Wanderlust is nothing if not a comedy of its time, which bites both ways. Considering that we’re still struggling through the Great Recession, it makes sense that a well-to-do New York couple would find themselves cast out of their pricey West Village microloft, shunned by the baristas at their high-priced coffee shops, and cast out from their cramped, hectic corner of the American dream. It also makes sense that, with their backs against the wall, the two would leave the city, seeking employment (and enlightenment) elsewhere. When Wanderlust kicks, it’s because the weight of the world doesn’t merely bear down on George (Paul Rudd) and Linda (Jennifer Aniston); it crushes them.

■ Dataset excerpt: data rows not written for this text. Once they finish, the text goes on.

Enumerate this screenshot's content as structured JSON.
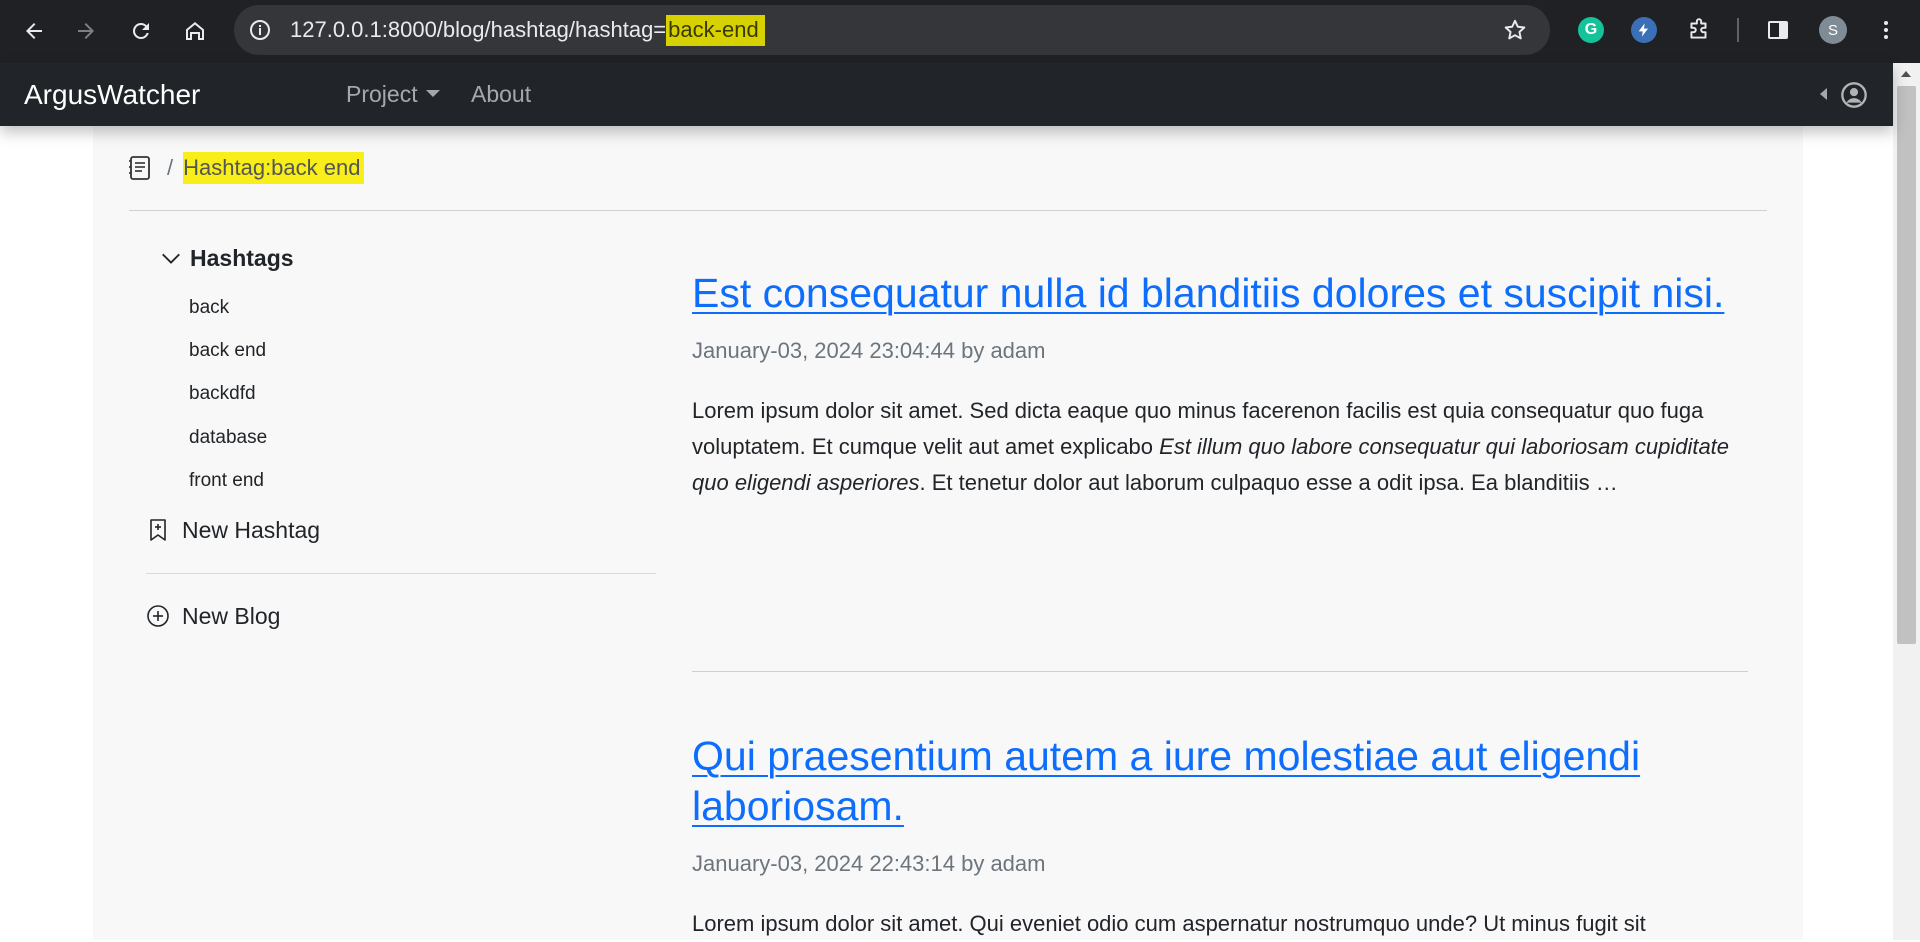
{
  "browser": {
    "url_prefix": "127.0.0.1:8000/blog/hashtag/hashtag=",
    "url_highlight": "back-end",
    "avatar_letter": "S",
    "grammarly_letter": "G"
  },
  "navbar": {
    "brand": "ArgusWatcher",
    "links": [
      "Project",
      "About"
    ]
  },
  "breadcrumb": {
    "current": "Hashtag:back end"
  },
  "sidebar": {
    "hashtags_title": "Hashtags",
    "tags": [
      "back",
      "back end",
      "backdfd",
      "database",
      "front end"
    ],
    "new_hashtag": "New Hashtag",
    "new_blog": "New Blog"
  },
  "posts": [
    {
      "title": "Est consequatur nulla id blanditiis dolores et suscipit nisi.",
      "meta": "January-03, 2024 23:04:44 by adam",
      "excerpt_before": "Lorem ipsum dolor sit amet. Sed dicta eaque quo minus facerenon facilis est quia consequatur quo fuga voluptatem. Et cumque velit aut amet explicabo ",
      "excerpt_italic": "Est illum quo labore consequatur qui laboriosam cupiditate quo eligendi asperiores",
      "excerpt_after": ". Et tenetur dolor aut laborum culpaquo esse a odit ipsa. Ea blanditiis …"
    },
    {
      "title": "Qui praesentium autem a iure molestiae aut eligendi laboriosam.",
      "meta": "January-03, 2024 22:43:14 by adam",
      "excerpt_before": "Lorem ipsum dolor sit amet. Qui eveniet odio cum aspernatur nostrumquo unde? Ut minus fugit sit",
      "excerpt_italic": "",
      "excerpt_after": ""
    }
  ],
  "colors": {
    "link": "#0d6efd",
    "highlight": "#f7ee1a",
    "navbar": "#212529"
  }
}
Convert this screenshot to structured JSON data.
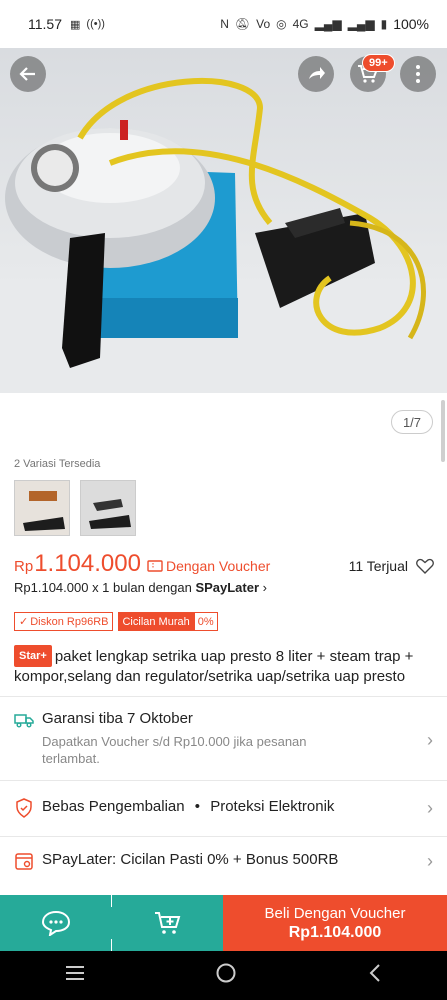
{
  "status_bar": {
    "time": "11.57",
    "battery": "100%",
    "network": "4G"
  },
  "hero": {
    "cart_badge": "99+",
    "page_counter": "1/7"
  },
  "variants": {
    "label": "2 Variasi Tersedia"
  },
  "price": {
    "currency": "Rp",
    "value": "1.104.000",
    "voucher_label": "Dengan Voucher",
    "sold": "11 Terjual"
  },
  "spaylater": {
    "prefix": "Rp1.104.000 x 1 bulan dengan ",
    "brand": "SPayLater"
  },
  "tags": {
    "discount": "Diskon Rp96RB",
    "installment_a": "Cicilan Murah",
    "installment_b": "0%"
  },
  "product": {
    "badge": "Star+",
    "title": "paket lengkap setrika uap presto 8 liter + steam trap + kompor,selang dan regulator/setrika uap/setrika uap presto"
  },
  "shipping": {
    "title": "Garansi tiba 7 Oktober",
    "subtitle": "Dapatkan Voucher s/d Rp10.000 jika pesanan terlambat."
  },
  "protection": {
    "item1": "Bebas Pengembalian",
    "dot": "•",
    "item2": "Proteksi Elektronik"
  },
  "spaylater_row": {
    "text": "SPayLater: Cicilan Pasti 0% + Bonus 500RB"
  },
  "bottom_bar": {
    "buy_label": "Beli Dengan Voucher",
    "buy_price": "Rp1.104.000"
  },
  "colors": {
    "accent": "#ee4d2d",
    "teal": "#26aa99"
  }
}
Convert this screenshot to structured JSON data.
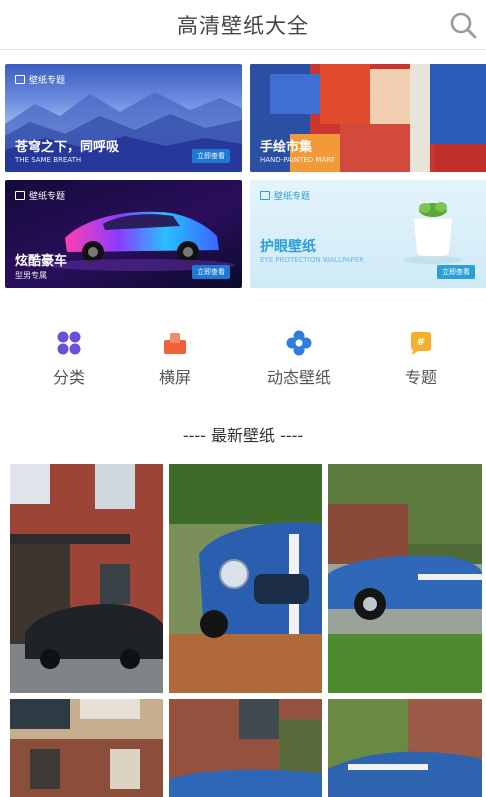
{
  "header": {
    "title": "高清壁纸大全"
  },
  "banners": [
    {
      "tag": "壁纸专题",
      "title": "苍穹之下，同呼吸",
      "subtitle": "THE SAME BREATH",
      "button": "立即查看"
    },
    {
      "tag": "",
      "title": "手绘市集",
      "subtitle": "HAND-PAINTED MART",
      "button": ""
    },
    {
      "tag": "壁纸专题",
      "title": "炫酷豪车",
      "subtitle": "型男专属",
      "button": "立即查看"
    },
    {
      "tag": "壁纸专题",
      "title": "护眼壁纸",
      "subtitle": "EYE PROTECTION WALLPAPER",
      "button": "立即查看"
    }
  ],
  "nav": [
    {
      "label": "分类",
      "icon": "category-icon",
      "color": "#6b4fd8"
    },
    {
      "label": "横屏",
      "icon": "landscape-icon",
      "color": "#f0603a"
    },
    {
      "label": "动态壁纸",
      "icon": "live-wallpaper-icon",
      "color": "#2f7de0"
    },
    {
      "label": "专题",
      "icon": "topic-icon",
      "color": "#f2b12b"
    }
  ],
  "section": {
    "title": "---- 最新壁纸 ----"
  },
  "colors": {
    "accent": "#1f78d1",
    "header_text": "#444444"
  }
}
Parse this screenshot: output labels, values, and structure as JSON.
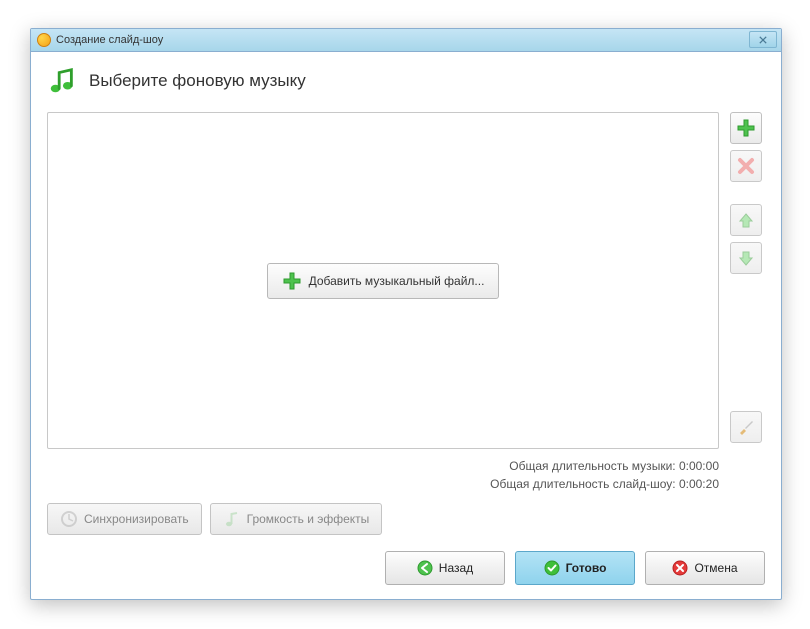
{
  "titlebar": {
    "title": "Создание слайд-шоу"
  },
  "header": {
    "title": "Выберите фоновую музыку"
  },
  "main": {
    "add_music_label": "Добавить музыкальный файл..."
  },
  "duration": {
    "music_label": "Общая длительность музыки:",
    "music_value": "0:00:00",
    "slideshow_label": "Общая длительность слайд-шоу:",
    "slideshow_value": "0:00:20"
  },
  "options": {
    "sync_label": "Синхронизировать",
    "volume_label": "Громкость и эффекты"
  },
  "footer": {
    "back_label": "Назад",
    "done_label": "Готово",
    "cancel_label": "Отмена"
  }
}
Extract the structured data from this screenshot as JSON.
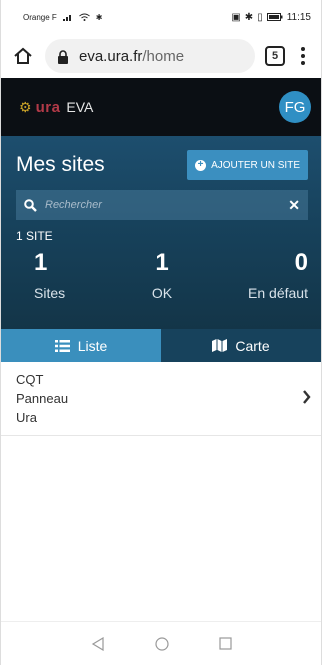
{
  "status_bar": {
    "carrier": "Orange F",
    "time": "11:15"
  },
  "browser": {
    "url_host": "eva.ura.fr",
    "url_path": "/home",
    "tab_count": "5"
  },
  "app": {
    "brand_logo": "ura",
    "brand_name": "EVA",
    "avatar_initials": "FG"
  },
  "sites": {
    "title": "Mes sites",
    "add_button": "AJOUTER UN SITE",
    "search_placeholder": "Rechercher",
    "count_label": "1 SITE",
    "stats": [
      {
        "value": "1",
        "label": "Sites"
      },
      {
        "value": "1",
        "label": "OK"
      },
      {
        "value": "0",
        "label": "En défaut"
      }
    ]
  },
  "view_tabs": [
    {
      "label": "Liste",
      "icon": "list-icon",
      "active": true
    },
    {
      "label": "Carte",
      "icon": "map-icon",
      "active": false
    }
  ],
  "site_list": [
    {
      "line1": "CQT",
      "line2": "Panneau",
      "line3": "Ura"
    }
  ],
  "colors": {
    "app_bar": "#0b0f14",
    "hero": "#17425c",
    "accent": "#3a8fbd",
    "avatar": "#2f8fc4",
    "brand_red": "#b23a48"
  }
}
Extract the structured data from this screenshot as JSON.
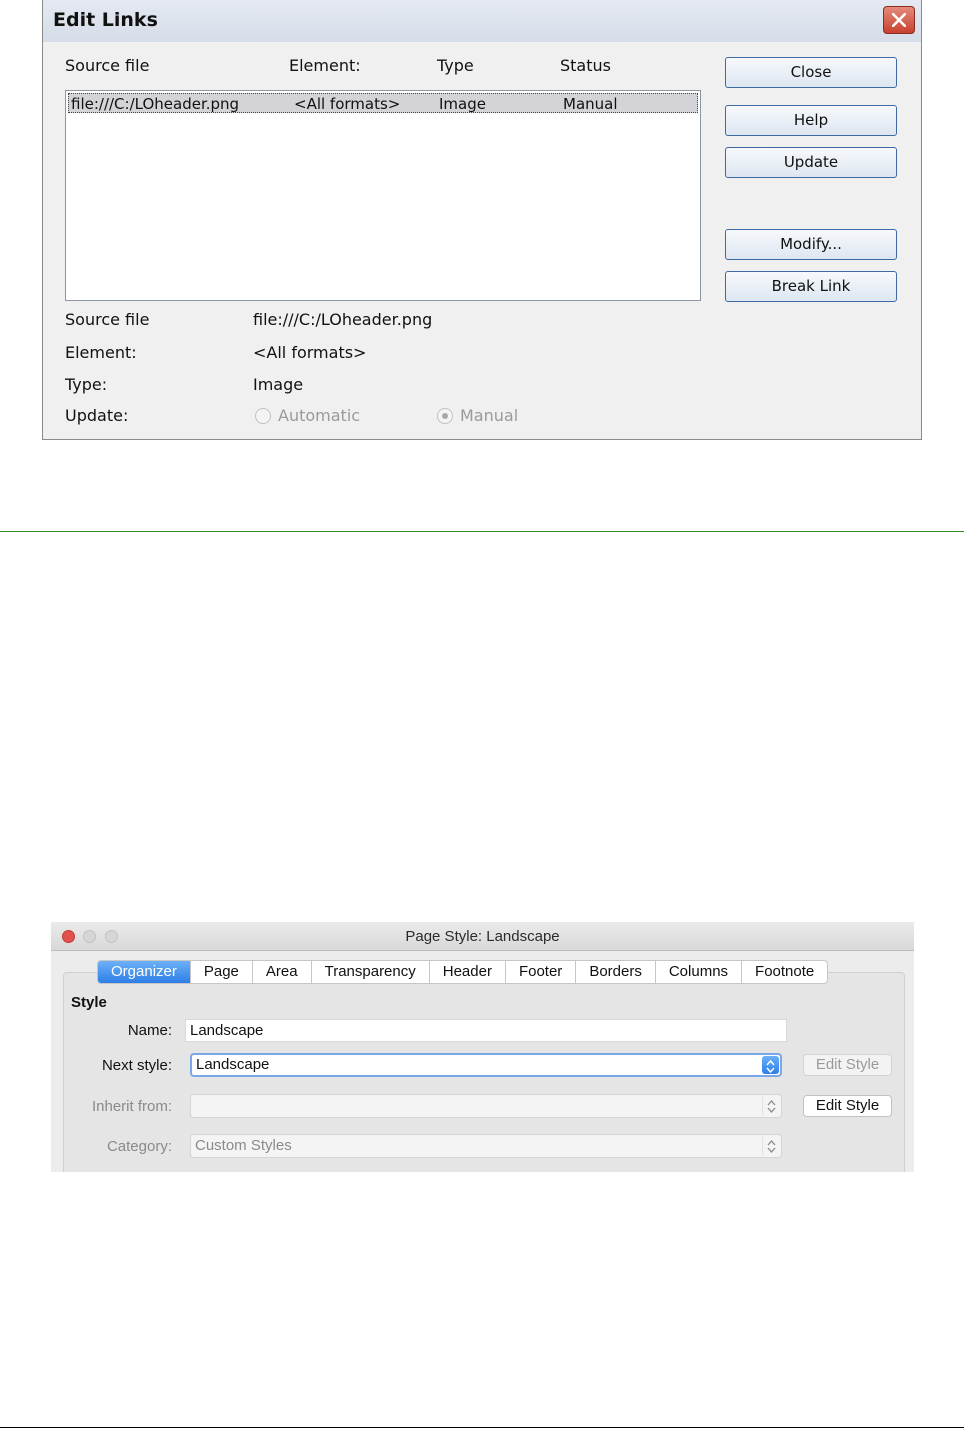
{
  "edit_links": {
    "title": "Edit Links",
    "columns": [
      "Source file",
      "Element:",
      "Type",
      "Status"
    ],
    "rows": [
      {
        "source": "file:///C:/LOheader.png",
        "element": "<All formats>",
        "type": "Image",
        "status": "Manual"
      }
    ],
    "buttons": {
      "close": "Close",
      "help": "Help",
      "update": "Update",
      "modify": "Modify...",
      "break_link": "Break Link"
    },
    "details": {
      "source_label": "Source file",
      "source_value": "file:///C:/LOheader.png",
      "element_label": "Element:",
      "element_value": "<All formats>",
      "type_label": "Type:",
      "type_value": "Image",
      "update_label": "Update:",
      "automatic": "Automatic",
      "manual": "Manual"
    }
  },
  "page_style": {
    "title": "Page Style: Landscape",
    "tabs": [
      "Organizer",
      "Page",
      "Area",
      "Transparency",
      "Header",
      "Footer",
      "Borders",
      "Columns",
      "Footnote"
    ],
    "active_tab": "Organizer",
    "section": "Style",
    "name_label": "Name:",
    "name_value": "Landscape",
    "next_style_label": "Next style:",
    "next_style_value": "Landscape",
    "inherit_label": "Inherit from:",
    "inherit_value": "",
    "category_label": "Category:",
    "category_value": "Custom Styles",
    "edit_style_1": "Edit Style",
    "edit_style_2": "Edit Style"
  },
  "colors": {
    "separator": "#3b8a2c",
    "mac_accent": "#2d7ee8",
    "win_close": "#c8412f"
  }
}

George works at a powerful Manhattan brokerage office and is on the verge of a big promotion. Linda, who has floated her way through several artsy callings, believes she has found herself as a documentary filmmaker. Minutes before meeting with the boss, George’s firm is shut down by the government, its assets seized by the FBI. (Isn’t that just the way?) In presenting her documentary to the big shots at HBO, Linda learns that networks known for sex, violence, and vampirism don’t really want to see movies about penguins with testicular cancer. Having both been dealt severe blows—and with the real estate market at an all-time low—the two pack up their car and go to Atlanta, where George’s brother Rick (Ken Marino) has offered him a job.
Rick is successful, but a jerk. He owns a port-a-potty business that allows him to buy a huge house and ignore his suffering wife and burgeoning brat of a kid. As George and Linda are nice people, they hardly last a day in that house. As luck has it, the two had just spent the night at Elysium, a bed and breakfast run by a kindly tribe of hippies for over 40 years. They spent the night smoking weed and playing music with the commune, having the most fun either of them had experienced in awhile and, rather than suffer Rick and his soul-crushing data entry job, the two decide to move in with the hippies. As George puts it, living there gives them a chance to be happy everyday.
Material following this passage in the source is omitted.